Le souvenir de Paris est d’ailleurs intéressant puisque cette Allemagne-là avait déjà de sérieux arguments. La France avait pourtant réussi à faire exploser le match dans le deuxième quart-temps, avec notamment un récital de Marine Johannès : 24 points et cinq paniers à trois points. Gabby Williams avait ajouté 15 points, 6 rebonds et 5 passes.

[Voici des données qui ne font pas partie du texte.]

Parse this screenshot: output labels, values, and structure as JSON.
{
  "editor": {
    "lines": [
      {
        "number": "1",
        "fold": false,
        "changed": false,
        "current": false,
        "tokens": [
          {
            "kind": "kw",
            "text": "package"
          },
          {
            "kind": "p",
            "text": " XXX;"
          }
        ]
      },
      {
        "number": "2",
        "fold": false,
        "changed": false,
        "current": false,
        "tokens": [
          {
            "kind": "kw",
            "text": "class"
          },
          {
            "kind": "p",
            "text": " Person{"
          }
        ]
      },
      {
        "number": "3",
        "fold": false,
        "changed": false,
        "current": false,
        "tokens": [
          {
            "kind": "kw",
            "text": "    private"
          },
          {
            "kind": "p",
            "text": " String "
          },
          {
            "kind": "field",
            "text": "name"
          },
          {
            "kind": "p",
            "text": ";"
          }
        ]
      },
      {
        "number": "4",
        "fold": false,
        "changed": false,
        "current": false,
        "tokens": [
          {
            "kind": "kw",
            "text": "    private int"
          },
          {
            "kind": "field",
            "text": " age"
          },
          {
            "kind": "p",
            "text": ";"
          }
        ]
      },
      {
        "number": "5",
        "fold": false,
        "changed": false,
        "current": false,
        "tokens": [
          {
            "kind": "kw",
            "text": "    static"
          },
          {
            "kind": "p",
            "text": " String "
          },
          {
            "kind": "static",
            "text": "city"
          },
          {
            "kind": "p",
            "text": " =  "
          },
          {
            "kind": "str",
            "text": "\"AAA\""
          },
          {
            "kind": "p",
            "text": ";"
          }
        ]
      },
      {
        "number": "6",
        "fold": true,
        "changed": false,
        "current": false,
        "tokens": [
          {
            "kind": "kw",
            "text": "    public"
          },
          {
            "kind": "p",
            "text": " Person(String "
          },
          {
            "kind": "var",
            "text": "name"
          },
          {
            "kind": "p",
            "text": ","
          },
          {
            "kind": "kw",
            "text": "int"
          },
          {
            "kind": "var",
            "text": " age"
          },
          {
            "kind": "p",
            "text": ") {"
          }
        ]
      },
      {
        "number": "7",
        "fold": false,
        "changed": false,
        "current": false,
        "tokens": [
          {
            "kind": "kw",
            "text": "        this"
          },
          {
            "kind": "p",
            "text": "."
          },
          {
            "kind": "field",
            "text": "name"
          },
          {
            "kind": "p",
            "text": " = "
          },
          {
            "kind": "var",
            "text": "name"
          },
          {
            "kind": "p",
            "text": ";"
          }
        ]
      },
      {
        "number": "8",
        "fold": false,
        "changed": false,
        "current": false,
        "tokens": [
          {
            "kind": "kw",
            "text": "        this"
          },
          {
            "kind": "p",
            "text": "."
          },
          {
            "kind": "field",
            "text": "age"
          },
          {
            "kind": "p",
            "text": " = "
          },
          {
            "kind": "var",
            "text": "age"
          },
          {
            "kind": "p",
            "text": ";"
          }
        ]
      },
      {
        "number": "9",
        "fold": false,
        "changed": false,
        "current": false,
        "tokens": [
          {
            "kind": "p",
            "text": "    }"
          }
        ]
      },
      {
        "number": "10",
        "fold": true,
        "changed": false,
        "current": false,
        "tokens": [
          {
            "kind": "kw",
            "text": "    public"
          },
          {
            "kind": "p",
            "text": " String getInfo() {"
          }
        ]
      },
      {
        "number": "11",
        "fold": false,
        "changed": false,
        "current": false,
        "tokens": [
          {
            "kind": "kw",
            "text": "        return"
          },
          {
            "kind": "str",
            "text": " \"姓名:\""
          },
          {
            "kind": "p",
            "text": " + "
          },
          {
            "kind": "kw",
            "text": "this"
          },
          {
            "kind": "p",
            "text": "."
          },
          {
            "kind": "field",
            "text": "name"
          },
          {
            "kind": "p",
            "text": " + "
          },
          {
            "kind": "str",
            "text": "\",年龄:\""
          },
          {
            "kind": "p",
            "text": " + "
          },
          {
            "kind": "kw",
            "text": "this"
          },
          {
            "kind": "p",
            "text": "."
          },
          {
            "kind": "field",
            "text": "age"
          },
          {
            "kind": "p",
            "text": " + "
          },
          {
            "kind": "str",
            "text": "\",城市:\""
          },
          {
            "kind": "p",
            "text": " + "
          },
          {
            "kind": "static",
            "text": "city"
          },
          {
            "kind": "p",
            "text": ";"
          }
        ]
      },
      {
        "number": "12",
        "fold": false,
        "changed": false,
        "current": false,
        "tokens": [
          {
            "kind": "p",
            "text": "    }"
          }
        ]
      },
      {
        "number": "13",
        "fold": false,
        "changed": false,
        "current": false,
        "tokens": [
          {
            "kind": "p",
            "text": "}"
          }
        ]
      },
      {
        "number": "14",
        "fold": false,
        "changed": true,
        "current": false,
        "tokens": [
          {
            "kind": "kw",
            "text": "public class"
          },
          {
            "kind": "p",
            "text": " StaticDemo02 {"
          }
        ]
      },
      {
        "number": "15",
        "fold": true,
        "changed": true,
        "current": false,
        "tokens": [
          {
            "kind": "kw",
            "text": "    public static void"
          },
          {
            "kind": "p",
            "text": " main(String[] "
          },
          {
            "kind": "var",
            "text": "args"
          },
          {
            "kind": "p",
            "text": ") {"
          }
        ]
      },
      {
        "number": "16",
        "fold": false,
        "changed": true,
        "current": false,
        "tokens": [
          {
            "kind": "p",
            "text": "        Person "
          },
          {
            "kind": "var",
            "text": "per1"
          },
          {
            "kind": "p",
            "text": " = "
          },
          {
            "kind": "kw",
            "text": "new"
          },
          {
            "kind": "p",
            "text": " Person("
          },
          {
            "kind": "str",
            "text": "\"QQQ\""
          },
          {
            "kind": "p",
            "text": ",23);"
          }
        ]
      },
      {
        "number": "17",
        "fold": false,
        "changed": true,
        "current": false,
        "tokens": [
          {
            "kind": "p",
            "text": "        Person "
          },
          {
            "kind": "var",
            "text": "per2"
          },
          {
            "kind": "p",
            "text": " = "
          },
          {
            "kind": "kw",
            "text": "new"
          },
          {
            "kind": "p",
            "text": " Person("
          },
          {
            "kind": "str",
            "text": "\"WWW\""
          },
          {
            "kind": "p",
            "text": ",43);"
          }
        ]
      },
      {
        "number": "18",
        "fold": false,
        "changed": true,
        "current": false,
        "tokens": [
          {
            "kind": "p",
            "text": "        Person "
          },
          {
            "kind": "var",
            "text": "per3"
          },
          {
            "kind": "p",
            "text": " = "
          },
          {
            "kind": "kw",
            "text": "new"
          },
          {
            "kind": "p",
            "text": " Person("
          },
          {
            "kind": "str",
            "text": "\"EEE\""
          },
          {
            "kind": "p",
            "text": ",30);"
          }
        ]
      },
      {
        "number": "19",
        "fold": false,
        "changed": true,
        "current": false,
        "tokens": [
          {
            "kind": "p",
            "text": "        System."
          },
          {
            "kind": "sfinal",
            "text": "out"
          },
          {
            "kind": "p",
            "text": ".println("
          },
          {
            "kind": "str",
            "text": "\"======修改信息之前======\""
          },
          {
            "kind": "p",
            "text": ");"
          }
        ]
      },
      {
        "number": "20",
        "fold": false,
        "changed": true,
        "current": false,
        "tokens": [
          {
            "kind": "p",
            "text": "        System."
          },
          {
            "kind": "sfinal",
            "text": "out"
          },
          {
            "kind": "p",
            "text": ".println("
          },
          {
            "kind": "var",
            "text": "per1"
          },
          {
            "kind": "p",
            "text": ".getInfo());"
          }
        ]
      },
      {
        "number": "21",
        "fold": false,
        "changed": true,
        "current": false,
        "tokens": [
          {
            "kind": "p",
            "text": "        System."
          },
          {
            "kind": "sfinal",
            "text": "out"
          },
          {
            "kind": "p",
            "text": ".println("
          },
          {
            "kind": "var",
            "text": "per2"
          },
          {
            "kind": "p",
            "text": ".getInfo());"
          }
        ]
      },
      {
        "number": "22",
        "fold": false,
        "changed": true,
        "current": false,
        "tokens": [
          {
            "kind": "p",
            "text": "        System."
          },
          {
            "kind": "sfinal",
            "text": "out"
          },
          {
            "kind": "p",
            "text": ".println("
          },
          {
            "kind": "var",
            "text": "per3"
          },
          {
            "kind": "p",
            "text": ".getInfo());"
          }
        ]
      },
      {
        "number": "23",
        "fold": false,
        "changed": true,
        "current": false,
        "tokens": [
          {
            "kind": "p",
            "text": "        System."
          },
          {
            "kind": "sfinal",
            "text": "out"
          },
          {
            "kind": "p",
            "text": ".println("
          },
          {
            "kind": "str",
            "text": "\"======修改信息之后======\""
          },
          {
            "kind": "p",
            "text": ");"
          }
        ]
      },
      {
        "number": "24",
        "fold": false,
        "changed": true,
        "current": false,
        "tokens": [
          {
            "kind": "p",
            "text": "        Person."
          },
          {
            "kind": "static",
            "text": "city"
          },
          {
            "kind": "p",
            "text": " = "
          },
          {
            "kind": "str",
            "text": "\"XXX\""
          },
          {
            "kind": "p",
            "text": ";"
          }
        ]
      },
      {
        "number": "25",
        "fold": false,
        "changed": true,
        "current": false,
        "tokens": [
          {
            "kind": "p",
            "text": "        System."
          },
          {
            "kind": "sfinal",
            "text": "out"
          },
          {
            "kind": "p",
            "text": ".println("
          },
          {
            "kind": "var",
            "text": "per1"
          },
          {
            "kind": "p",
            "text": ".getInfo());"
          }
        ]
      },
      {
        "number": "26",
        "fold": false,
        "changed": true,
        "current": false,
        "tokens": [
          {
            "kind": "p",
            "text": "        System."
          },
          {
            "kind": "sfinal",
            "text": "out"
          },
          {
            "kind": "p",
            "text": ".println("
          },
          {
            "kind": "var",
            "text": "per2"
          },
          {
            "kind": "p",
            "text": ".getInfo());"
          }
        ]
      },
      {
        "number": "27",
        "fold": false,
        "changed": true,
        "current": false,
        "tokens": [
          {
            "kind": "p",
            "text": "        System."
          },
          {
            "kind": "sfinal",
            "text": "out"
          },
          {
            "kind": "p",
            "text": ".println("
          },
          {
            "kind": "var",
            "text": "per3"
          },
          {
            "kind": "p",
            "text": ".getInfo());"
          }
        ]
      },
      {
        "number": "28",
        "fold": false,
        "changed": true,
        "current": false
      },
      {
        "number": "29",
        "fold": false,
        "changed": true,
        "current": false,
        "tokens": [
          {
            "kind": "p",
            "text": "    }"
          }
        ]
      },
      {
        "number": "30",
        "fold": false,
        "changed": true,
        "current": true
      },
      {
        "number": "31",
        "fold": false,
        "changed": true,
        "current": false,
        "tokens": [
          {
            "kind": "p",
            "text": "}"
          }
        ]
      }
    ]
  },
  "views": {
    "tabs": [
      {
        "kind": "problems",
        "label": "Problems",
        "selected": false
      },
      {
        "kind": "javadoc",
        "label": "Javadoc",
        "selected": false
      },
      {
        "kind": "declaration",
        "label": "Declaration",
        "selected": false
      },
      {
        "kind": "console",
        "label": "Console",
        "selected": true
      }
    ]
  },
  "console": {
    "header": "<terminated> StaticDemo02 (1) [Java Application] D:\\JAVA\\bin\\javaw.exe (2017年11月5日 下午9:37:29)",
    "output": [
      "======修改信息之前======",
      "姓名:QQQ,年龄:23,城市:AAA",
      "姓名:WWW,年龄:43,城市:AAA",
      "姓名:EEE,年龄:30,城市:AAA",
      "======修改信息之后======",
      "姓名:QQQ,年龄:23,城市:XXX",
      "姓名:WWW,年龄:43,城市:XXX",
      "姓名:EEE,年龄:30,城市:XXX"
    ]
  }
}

Deux ans plus tard, les deux moteurs offensifs français arrivent de nouveau lancés au moment de retrouver la sélection allemande.
Cela ne garantit évidemment rien samedi. L’Allemagne joue chez elle, a grandi depuis Paris et vient de faire tomber la Belgique. Mais les Bleues n’abordent certainement pas cette demi-finale avec la seule obligation de se méfier. Elles ont aussi imposé depuis le début du tournoi un niveau de jeu qui oblige leurs adversaires à s’adapter à elles.
Rendez-vous samedi, à 16h30, sur les antennes du groupe TF1 et sur beIN Sports.